And their nation’s leader, Prime Minister Sheikh Hasina, turned out to be a study in inspiring leadership and humility. As she mingled with us veterans as if she had all the time in the world, even having tea with us and making a point that she had a word with each one of us and our spouses, she stole our hearts. Addressing the gathering, as she recounted her traumatic past when barely four years after independence her father and the Father of the Nation, Sheikh Mujibur Rahman was assassinated along with his entire family – except Hasina and her one sister who was away from the country – she paused as if at a loss of words. There was pin drop silence in the hall till she could resume. It was as if the entire audience was one with her in her moment of grief. I have seldom witnessed such a genuine and dignified gesture of personal feelings by a public figure. This soft spoken lady, with tremendous courage and resilience, had turned the fortunes of her country from the brink of disaster, by steering it away from the stranglehold of pro-Pakistani fundamentalist elements that had hijacked the country and kept it depraved for two long decades after the 1975 coup.
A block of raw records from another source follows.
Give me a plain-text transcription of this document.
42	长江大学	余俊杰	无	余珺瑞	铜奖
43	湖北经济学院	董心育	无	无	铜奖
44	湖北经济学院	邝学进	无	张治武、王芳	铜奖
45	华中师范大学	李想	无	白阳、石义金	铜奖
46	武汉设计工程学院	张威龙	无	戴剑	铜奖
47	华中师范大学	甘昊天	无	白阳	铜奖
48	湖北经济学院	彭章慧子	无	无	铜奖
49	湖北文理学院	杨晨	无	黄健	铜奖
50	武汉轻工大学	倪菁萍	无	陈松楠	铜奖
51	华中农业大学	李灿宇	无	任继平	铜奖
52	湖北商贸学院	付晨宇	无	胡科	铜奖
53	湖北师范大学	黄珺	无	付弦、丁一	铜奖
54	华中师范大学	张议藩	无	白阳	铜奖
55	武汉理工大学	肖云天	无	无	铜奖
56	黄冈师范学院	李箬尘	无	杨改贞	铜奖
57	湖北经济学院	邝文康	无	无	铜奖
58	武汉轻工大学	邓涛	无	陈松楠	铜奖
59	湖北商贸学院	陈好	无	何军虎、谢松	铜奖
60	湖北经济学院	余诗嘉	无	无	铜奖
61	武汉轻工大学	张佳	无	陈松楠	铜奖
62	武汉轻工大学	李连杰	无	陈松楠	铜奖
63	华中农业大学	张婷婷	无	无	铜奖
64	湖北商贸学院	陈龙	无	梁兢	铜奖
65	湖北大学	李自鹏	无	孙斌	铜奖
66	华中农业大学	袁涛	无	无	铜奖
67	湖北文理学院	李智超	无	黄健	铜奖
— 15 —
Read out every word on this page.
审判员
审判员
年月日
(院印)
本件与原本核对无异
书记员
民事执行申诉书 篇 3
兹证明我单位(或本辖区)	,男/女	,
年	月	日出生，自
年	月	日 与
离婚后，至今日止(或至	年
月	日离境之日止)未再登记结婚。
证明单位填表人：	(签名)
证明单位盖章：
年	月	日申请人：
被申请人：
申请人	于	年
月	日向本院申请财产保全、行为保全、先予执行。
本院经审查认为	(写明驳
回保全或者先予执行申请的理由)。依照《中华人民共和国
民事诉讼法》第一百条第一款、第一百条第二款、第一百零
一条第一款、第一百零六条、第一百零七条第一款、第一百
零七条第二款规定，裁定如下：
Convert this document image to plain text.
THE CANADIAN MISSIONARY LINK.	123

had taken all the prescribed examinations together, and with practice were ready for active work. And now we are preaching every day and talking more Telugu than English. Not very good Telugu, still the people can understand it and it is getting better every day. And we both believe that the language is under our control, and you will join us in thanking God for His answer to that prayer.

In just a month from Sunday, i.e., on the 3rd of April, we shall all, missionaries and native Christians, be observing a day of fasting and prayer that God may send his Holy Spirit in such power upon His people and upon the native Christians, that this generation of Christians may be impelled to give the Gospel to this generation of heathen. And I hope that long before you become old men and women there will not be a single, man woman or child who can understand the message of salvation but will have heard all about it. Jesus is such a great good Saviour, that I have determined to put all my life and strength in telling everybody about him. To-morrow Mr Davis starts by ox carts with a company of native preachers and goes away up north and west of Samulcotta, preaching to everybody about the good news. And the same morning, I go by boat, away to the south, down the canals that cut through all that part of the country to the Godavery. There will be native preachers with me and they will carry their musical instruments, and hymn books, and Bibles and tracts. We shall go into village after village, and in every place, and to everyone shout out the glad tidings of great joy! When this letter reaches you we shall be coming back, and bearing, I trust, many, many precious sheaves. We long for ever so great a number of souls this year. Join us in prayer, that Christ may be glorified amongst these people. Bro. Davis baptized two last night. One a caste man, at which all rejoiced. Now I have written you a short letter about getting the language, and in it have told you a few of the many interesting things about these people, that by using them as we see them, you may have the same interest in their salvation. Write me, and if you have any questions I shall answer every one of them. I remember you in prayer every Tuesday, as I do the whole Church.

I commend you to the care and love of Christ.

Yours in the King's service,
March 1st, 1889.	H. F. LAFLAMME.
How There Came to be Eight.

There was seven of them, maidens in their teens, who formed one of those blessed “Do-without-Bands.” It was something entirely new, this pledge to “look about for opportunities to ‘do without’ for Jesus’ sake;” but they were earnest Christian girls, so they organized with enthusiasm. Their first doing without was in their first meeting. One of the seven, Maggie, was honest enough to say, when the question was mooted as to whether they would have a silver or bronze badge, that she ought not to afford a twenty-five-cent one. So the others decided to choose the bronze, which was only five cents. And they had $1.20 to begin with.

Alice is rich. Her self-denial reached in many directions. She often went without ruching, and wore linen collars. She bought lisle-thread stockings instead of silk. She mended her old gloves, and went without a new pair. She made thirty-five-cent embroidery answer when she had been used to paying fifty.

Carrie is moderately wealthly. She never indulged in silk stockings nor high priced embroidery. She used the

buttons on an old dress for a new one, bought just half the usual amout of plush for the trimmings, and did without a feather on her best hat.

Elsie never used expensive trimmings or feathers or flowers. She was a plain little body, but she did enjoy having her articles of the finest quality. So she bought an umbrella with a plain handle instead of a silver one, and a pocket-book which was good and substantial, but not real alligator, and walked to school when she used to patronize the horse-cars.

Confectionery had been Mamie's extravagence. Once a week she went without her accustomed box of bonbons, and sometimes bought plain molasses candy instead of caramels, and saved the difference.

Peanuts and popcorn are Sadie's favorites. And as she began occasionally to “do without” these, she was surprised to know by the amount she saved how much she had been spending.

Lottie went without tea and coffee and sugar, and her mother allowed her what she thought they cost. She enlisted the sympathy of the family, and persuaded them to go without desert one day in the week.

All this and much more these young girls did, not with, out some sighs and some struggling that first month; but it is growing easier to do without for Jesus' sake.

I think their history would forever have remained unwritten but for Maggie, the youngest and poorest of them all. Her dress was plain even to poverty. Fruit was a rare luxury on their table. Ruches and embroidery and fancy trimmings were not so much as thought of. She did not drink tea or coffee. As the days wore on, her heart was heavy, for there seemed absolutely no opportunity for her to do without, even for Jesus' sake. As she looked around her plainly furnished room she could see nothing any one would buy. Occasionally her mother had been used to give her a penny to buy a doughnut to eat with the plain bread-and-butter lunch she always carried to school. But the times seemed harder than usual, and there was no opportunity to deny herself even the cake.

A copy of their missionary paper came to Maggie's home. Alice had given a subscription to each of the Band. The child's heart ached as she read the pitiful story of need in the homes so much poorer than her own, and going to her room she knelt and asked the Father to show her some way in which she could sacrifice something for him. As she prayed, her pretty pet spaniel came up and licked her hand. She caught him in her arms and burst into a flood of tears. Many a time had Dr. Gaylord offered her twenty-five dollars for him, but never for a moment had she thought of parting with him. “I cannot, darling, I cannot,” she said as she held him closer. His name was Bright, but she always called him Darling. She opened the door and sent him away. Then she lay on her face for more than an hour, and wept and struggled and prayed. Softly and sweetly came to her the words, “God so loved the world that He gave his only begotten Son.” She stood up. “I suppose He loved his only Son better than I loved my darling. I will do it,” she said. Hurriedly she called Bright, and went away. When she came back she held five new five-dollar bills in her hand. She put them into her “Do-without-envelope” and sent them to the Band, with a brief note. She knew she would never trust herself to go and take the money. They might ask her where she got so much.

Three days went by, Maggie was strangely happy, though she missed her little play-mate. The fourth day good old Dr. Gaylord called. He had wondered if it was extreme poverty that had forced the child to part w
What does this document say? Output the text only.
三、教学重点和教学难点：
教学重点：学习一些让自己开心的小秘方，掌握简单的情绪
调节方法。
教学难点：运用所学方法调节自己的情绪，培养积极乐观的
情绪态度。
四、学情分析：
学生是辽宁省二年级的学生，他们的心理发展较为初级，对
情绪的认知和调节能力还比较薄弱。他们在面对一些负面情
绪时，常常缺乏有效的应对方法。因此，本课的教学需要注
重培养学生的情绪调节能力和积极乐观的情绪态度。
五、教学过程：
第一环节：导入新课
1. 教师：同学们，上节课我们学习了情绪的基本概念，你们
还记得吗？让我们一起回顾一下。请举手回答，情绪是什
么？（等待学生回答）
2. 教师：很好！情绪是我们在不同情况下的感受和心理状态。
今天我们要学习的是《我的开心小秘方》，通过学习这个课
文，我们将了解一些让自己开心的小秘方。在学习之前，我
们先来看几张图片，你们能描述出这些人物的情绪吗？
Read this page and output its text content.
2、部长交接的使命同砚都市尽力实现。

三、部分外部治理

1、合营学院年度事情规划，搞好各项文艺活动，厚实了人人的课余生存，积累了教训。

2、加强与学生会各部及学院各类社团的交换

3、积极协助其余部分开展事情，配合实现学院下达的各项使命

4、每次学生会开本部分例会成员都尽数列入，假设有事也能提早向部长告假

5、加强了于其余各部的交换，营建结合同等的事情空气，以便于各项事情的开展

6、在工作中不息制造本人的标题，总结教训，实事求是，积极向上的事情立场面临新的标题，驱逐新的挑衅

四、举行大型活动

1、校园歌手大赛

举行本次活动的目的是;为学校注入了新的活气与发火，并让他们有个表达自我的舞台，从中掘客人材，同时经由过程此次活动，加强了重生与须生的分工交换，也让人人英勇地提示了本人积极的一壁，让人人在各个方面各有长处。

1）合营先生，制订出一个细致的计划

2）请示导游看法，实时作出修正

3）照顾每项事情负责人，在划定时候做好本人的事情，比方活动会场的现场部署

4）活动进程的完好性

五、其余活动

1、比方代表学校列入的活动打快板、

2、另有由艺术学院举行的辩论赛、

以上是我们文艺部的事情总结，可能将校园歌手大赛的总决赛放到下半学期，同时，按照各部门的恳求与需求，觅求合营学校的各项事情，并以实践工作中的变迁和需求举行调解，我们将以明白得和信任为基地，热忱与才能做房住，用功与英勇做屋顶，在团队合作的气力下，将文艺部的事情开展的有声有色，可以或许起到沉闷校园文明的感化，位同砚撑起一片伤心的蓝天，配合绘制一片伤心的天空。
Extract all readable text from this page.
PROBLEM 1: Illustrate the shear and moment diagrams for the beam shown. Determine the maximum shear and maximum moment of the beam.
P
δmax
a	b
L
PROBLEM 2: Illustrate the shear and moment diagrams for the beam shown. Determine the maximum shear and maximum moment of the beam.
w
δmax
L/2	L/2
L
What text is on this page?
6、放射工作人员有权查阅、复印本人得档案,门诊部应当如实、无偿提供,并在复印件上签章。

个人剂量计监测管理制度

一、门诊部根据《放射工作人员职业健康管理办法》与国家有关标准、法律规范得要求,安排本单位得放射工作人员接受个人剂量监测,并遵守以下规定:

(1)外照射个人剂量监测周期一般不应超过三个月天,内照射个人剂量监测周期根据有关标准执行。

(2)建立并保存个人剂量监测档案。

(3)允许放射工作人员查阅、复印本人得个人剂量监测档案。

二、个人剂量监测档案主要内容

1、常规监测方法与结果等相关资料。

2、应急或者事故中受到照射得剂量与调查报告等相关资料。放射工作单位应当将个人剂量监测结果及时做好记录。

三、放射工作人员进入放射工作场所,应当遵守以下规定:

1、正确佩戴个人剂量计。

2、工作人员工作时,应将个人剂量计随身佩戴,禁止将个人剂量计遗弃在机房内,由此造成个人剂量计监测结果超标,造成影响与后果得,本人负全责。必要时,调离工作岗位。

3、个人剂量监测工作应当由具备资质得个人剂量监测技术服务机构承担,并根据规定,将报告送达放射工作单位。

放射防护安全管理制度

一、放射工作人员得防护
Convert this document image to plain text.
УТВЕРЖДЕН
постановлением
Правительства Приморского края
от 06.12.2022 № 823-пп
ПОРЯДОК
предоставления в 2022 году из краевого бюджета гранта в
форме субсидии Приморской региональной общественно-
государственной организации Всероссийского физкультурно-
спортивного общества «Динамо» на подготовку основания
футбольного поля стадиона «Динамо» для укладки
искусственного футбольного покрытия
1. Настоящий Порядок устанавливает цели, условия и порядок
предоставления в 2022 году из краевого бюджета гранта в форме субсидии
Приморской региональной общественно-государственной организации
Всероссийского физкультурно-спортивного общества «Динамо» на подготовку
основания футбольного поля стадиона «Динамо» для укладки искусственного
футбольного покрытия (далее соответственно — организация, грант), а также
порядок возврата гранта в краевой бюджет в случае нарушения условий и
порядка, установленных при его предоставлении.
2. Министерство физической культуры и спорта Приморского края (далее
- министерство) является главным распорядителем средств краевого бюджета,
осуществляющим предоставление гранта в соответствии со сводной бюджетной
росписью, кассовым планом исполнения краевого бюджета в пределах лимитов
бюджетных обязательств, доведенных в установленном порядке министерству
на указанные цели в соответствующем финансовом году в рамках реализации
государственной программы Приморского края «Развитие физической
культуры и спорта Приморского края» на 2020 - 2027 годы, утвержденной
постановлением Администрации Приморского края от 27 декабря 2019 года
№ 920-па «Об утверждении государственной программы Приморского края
Today Bangladesh is forging ahead in almost every human development indicator, be it child mortality or women’s emancipation, even besting us in many areas. There couldn’t have been a better demonstration of it than the number of smart young ladies we could find among their armed forces officers.

Fighting the war 45 years ago, we only knew we were doing our duty, contributing to a noble cause; but we had never imagined that one day it will lead to a country and its people blazing such magnificent trails. Hats off, Bangladesh; We salute you!